As the woman completed her words, the baby was born and she tragically passed away.
The boy lived with the memory of his mother – her image set before his eyes at all times. On her yartzeit, he recited Kaddish as tears streamed down his cheeks. When he grew older, each year he would close his store on that day, gather a minyan to learn Mishnayos, and he himself would learn all night and lead davening during the day with a broken heart.
Yet, the years passed and his emotions cooled and diminished. But, he was still loyal in observing the yartzeit, although he no longer closed his store or gathered a minyan to learn. And, even though he lead the davening, his davening was cold and expressionless.
Before evening, he went upstairs to visit his father, yet his father refused to see him.
The son shook in fear and asked, “Father, why do you hide your face from me?”
The father responded rebuking, “I was in shul, and I heard your cold davening. Is this the way a son davens for his mother – for a mother who in her death gave him life?”

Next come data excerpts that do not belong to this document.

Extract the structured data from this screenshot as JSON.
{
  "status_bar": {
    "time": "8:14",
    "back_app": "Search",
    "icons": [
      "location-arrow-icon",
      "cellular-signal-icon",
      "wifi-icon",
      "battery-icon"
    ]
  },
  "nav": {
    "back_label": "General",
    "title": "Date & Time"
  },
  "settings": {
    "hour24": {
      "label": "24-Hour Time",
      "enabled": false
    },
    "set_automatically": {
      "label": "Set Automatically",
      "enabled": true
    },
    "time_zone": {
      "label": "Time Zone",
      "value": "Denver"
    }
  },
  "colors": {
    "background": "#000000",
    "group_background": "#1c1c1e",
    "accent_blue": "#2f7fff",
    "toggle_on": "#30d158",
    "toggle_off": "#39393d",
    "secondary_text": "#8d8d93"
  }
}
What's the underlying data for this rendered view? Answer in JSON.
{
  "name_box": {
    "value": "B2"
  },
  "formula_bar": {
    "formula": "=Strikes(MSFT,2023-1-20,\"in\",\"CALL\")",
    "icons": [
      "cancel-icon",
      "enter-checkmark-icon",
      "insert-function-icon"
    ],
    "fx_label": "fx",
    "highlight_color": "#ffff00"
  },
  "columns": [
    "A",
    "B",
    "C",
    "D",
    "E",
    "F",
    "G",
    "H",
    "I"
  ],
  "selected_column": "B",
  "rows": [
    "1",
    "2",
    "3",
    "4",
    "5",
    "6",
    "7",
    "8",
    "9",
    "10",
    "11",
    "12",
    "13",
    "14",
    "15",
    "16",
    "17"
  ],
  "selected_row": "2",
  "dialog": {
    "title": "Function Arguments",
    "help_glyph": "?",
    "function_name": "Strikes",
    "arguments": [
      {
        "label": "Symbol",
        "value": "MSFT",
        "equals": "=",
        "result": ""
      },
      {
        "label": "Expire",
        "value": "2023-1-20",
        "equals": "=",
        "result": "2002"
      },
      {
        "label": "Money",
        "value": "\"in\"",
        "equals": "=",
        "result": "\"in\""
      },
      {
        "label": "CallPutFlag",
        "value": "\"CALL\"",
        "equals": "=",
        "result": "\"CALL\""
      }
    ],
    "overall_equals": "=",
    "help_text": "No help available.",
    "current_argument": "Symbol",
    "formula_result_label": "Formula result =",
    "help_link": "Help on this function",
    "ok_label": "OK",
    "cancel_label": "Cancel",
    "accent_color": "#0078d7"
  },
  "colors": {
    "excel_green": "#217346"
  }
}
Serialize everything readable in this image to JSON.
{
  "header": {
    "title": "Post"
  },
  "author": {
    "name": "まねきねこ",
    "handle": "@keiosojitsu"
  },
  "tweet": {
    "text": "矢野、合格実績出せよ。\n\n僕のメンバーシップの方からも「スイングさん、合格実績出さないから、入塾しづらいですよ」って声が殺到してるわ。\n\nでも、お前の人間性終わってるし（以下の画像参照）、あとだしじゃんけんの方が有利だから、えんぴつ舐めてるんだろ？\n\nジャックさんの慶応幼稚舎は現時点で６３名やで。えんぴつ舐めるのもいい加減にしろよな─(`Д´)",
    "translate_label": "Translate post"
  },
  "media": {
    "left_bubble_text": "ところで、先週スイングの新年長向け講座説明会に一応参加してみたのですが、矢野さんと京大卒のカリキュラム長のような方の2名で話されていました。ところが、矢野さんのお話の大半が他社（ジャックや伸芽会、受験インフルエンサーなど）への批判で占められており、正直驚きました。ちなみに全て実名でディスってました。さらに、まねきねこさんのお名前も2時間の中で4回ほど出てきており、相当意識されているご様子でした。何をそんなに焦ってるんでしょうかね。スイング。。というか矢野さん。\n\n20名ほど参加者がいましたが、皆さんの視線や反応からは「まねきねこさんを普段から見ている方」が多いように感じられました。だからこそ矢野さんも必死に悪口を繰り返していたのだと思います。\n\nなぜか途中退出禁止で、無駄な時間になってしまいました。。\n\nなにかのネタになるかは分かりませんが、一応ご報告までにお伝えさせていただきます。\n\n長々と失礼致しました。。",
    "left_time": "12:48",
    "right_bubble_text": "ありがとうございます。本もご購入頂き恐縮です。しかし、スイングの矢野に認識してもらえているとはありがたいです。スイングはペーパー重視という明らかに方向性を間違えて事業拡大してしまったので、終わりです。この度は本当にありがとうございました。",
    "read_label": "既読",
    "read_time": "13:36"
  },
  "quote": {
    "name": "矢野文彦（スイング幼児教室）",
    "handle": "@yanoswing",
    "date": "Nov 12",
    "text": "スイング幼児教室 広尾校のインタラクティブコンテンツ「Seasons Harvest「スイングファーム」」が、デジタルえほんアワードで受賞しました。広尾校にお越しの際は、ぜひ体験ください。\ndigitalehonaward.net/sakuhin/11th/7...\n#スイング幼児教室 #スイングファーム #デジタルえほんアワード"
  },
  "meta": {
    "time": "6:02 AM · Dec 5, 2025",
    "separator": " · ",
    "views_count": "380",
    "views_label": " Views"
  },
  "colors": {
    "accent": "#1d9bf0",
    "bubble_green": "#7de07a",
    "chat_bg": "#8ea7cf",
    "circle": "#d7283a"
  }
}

The application of this moshol could not be any clearer. Chazal remark that the Beis ha’Mikdash is also referred to as a Mishkan since it served as a mashkon, collateral, for the sins of Klal Yisroel.  It was through its destruction that we were saved, as Rashi relates, “Hashem unleashes His anger on wood and stones.” Rather than annihilating Klal Yisroel, he destroyed the Beis ha’Mikdash. The least we can do is observe the time period of its ruin by davening for and lamenting it! Would it not be only proper for us to mourn its destruction and pass along to our children this sense of indescribable loss – one that both they and we have never merited to see, yet through it we live today? Does the Beis ha'Mikdash not deserve at least this much?
The Navi Yirmiyahu states, “For I have heard an outcry like that of a woman in labor, in pain like a woman giving birth for the first time. It is the voice of the daughter, Tziyon, for she will wail, she will wring her hands, 'Woe is me, now, for my soul has been wearied by the killers.'” From here our moshol is vividly clear. A woman in labor has given her life to protect her son from death. Is it not appropriate that her son mourn her loss? Is it not a sacrifice worthy of mourning?
(Translated from Ma’ayin ha’Moed)

We may have never seen our holy Beis ha'Mikdash, but if we would only realize how it gave us life! 
Let us keep it alive - let us bring it back alive!

Say to yourself ten times today:
"Hashem, I am sorry that Your Home was destroyed - because of me! Please give me the strength to help rebuild it!"